Nacionales

Polémica por el DNU de la SIDE: llega al Congreso con la bicameral sin conformar

La Comisión Bicameral Permanente de Trámite Legislativo analiza un DNU clave sobre la SIDE, con rechazo opositor en puerta.

El Decreto de Necesidad y Urgencia (DNU) 941/25, que reorganiza y amplía las funciones de la Secretaría de Inteligencia del Estado (SIDE), ingresó formalmente este jueves al Senado en medio de fuertes cuestionamientos políticos y judiciales.

La Comisión Bicameral Permanente de Trámite Legislativo, encargada de analizar los DNU, dispone de diez días hábiles para emitir dictamen. Sin embargo, el órgano aún no fue conformado, lo que genera críticas desde la oposición, que advierte que esta situación podría dilatar el tratamiento parlamentario y permitir que el decreto continúe vigente sin control legislativo.

El decreto es considerado uno de los más polémicos del inicio de la gestión nacional. Sectores opositores y organizaciones de derechos humanos sostienen que no se limita a una reorganización administrativa, sino que amplía de manera indebida las atribuciones del organismo de inteligencia, incluso en áreas vinculadas a la investigación penal, competencia reservada al Congreso.

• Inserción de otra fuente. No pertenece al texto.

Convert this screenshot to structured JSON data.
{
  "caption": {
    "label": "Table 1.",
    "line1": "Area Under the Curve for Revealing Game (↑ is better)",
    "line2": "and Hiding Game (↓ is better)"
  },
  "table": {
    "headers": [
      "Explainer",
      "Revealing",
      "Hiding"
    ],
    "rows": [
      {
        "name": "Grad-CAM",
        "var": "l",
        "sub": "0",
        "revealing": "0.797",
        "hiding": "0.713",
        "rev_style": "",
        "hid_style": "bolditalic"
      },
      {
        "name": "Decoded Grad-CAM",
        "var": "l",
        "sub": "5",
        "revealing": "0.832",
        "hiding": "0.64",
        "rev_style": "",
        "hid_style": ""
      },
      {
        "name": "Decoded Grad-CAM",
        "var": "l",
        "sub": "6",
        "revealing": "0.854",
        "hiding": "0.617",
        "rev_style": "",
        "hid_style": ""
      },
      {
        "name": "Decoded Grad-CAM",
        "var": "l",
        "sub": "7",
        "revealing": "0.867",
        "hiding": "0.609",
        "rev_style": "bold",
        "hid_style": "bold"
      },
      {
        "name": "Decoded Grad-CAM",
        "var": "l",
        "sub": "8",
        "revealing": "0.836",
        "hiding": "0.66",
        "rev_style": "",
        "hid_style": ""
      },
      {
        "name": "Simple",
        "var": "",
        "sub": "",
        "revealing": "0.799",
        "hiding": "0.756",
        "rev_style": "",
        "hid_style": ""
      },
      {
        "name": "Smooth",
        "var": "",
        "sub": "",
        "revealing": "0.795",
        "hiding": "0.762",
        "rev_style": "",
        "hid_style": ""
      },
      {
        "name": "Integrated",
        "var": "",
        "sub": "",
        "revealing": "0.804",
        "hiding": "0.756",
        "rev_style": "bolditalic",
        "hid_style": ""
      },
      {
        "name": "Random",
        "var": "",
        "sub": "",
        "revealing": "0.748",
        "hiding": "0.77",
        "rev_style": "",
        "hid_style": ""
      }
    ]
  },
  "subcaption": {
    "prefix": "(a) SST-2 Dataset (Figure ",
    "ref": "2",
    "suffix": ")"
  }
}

En el plano legislativo, la oposición calcula que hay al menos 122 legisladores dispuestos a rechazar el DNU cuando llegue al recinto. Aunque el número aún no alcanza el quórum en Diputados, refleja un escenario adverso para el oficialismo. De ser rechazado por ambas cámaras, el decreto perdería vigencia, como ocurrió recientemente con otra norma vinculada a los fondos reservados de la SIDE.

La controversia también se trasladó a la Justicia. En los últimos días se presentaron tres acciones para solicitar la nulidad del decreto por presuntas violaciones constitucionales. Una de ellas fue impulsada por el Centro de Estudios Legales y Sociales (CELS), que cuestiona la falta de justificación de la urgencia, mientras que las restantes fueron promovidas por referentes de la UCR y la Coalición Cívica.

El futuro del DNU 941/25 abre una nueva disputa institucional entre el Poder Ejecutivo, el Congreso y la Justicia, y vuelve a poner en debate los límites del uso de los decretos como herramienta de gobierno.